Brexit, Divergence and Thatcherism
Chris Grey notes that the ‘sticking’ points about the neverending saga of the Brexit negotiations is around divergence:
It’s also worth noting something about these three sticking points. A key and utterly flawed claim of the Brexiters has been that a trade deal would be easy because the UK was starting from a point of total convergence with the EU, and it is agreeing convergence which makes making free trade deals so difficult and slow. This was the basis of, for example, Liam Fox’s now notorious claim that it should be “one of the easiest deals in history’. It was always nonsense (as pointed out in my post of July 2017) because the aim of this trade deal, uniquely, is divergence, and so it was the management of divergence which was bound to be problematic. And so it has proved – for all three of the potentially deal-breaking issues are about the terms of divergence
There’s a lot of discussion over why the UK thought it could both eat it’s cake and have it at the same time – have a trade deal giving access while retaining the unilateral ability to diverge on regulations. The real question is why is this so important? I think it goes to the heart of what appear to be contradictions within Brexit but actually aren’t – they are what Brexit is (at least to the core of the Conservative party that are essentially driving this process, but I think they also influence other reasons often given).

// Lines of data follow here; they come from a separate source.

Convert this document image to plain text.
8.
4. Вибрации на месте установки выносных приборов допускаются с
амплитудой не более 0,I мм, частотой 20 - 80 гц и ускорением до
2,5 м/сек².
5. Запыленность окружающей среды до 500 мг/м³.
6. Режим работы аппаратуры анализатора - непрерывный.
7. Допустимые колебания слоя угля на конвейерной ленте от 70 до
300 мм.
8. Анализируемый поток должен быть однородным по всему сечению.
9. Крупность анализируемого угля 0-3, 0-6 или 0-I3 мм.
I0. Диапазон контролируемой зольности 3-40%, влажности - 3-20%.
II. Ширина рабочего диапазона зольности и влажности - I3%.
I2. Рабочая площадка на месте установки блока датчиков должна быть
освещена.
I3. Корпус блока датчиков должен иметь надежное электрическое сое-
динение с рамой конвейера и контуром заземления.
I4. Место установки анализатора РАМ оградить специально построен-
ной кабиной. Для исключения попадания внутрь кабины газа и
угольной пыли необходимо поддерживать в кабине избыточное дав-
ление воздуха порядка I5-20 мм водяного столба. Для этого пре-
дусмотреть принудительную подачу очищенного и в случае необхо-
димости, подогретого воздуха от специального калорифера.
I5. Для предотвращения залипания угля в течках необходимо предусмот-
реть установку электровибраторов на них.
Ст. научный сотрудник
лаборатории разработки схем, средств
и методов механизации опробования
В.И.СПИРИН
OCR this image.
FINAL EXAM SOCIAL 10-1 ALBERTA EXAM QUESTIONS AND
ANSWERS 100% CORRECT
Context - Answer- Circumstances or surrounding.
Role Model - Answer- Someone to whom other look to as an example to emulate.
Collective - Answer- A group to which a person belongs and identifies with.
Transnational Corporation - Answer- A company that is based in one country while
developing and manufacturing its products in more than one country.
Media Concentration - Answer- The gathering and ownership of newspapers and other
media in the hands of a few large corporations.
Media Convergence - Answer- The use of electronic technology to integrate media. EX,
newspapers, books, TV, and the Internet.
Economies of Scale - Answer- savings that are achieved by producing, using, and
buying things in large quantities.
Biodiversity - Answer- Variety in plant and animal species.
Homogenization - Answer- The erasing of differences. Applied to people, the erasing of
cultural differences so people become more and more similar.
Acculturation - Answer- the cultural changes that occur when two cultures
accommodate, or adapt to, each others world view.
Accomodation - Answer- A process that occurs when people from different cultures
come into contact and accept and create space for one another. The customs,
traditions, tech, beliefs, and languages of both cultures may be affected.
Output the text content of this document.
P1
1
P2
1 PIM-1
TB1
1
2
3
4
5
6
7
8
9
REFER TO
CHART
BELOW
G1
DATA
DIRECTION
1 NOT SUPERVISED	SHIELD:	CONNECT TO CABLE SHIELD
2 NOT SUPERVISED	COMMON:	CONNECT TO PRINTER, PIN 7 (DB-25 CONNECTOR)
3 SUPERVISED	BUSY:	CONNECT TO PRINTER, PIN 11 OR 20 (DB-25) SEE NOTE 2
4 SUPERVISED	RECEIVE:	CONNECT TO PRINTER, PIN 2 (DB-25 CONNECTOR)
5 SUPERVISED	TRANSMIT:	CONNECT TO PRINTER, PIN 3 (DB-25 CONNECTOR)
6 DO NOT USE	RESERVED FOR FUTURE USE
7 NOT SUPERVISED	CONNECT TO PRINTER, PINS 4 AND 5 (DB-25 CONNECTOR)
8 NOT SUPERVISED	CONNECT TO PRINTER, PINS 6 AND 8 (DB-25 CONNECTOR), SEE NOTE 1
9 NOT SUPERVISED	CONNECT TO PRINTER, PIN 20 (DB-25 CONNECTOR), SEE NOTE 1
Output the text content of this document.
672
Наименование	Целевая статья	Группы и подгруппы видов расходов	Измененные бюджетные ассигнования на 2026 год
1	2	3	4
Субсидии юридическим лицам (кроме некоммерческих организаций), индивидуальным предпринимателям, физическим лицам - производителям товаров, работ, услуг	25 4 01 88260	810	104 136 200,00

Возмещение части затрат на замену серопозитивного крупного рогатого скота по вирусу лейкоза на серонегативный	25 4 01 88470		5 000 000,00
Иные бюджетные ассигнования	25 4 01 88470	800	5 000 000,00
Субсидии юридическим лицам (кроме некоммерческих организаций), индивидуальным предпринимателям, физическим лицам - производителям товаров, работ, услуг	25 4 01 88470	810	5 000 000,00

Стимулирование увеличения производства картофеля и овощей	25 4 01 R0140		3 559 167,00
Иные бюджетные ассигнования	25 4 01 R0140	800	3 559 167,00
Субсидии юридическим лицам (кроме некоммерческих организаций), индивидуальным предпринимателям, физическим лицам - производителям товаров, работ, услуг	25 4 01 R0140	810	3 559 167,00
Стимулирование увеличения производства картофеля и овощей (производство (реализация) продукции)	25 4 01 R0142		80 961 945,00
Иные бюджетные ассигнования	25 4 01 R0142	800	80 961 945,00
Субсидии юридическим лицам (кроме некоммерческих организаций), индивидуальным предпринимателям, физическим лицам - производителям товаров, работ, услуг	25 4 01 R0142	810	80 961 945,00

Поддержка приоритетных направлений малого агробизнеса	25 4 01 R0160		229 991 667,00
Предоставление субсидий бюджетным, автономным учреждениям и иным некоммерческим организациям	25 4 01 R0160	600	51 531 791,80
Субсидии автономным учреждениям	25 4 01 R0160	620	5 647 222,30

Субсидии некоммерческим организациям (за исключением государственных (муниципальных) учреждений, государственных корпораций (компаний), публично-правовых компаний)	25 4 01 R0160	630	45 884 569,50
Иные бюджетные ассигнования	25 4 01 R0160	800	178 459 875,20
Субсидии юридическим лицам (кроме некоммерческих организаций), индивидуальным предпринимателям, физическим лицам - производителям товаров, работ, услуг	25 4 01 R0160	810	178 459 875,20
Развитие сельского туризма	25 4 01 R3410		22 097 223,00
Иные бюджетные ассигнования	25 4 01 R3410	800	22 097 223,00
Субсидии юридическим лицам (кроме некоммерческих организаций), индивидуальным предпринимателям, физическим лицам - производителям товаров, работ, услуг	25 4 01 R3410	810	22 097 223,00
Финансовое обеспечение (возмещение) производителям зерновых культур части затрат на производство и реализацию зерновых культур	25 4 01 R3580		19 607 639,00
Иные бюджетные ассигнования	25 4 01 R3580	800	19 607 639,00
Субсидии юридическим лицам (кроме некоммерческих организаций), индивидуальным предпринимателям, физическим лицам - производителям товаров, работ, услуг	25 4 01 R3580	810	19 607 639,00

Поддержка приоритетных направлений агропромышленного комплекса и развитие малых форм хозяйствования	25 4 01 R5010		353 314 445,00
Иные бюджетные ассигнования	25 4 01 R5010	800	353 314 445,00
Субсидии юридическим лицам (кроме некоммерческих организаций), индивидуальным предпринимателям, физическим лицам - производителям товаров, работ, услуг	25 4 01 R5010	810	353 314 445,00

The point of it goes right back to Thatcher, her shift from pro-Europe to railing against the ‘Super State’. Thatcher had spent years rolling back regulations and introducing free market reforms, breaking the power of the unions and privatising state owned enterprises. Membership of the single market was a boon, as long as Europe stuck to maintaining a border-less zone that newly privatised British companies could sell into. When it suddenly became apparent that Europe was not content to be just a glorified bazaar, but had pretensions to social reform and regulatory standardisation for the improvement of it’s citizens’ lives. Not that Thatcher was necessarily against social improvement, she just saw it as coming largely from the individual’s own efforts rather than having the state step in as a collective. There was no such thing as society, as she famously said, and while true, in as much as society is a construct of humanity rather than something that exists in and of itself, I don’t think many people got the nuance of the point at the time or since, as a bit of googling reveals several in-depth explanations of what she meant.
“[A] mixture of free markets, financial discipline, firm control over public expenditure, tax cuts, nationalism, “Victorian values” (of the Samuel Smilesself-help variety), privatisation and a dash of populism.”— Nigel Lawson‘s definition of Thatcherism
https://en.wikipedia.org/wiki/Thatcherism
So, to the famous Bruges speech of 1988, when Thatcher drew a line in the sand that the Conservative ‘Eurosceptics’ have been trying to pull the UK back across ever since:
Whereas the original Treaty of Rome was a “charter for economic liberty”, Europe’s new priorities — moving beyond the single market to develop a “social Europe” and a single currency — represented an attempt to “introduce collectivism and corporatism” and to “concentrate power at the centre of a European conglomerate”. Instead of distracting itself with “arcane institutional debates” or allowing itself to become “ossified by endless regulation”, Thatcher said, Europe should focus on competitiveness through enterprise and deregulation. As the most memorable sentence of the Bruges speech put it: “We have not successfully rolled back the frontiers of the state in Britain, only to see them reimposed at European level, with a European super-state exercising a new dominance from Brussels.”
https://www.ft.com/content/0b0afe92-ac40-11e8-8253-48106866cd8a
And that is the key – Thatcher had created a liberal free market, where business could do it’s thing unencumbered by the state and the hell she was going to let Europe come in and roll any of that back. And that’s what the argument has been about ever since.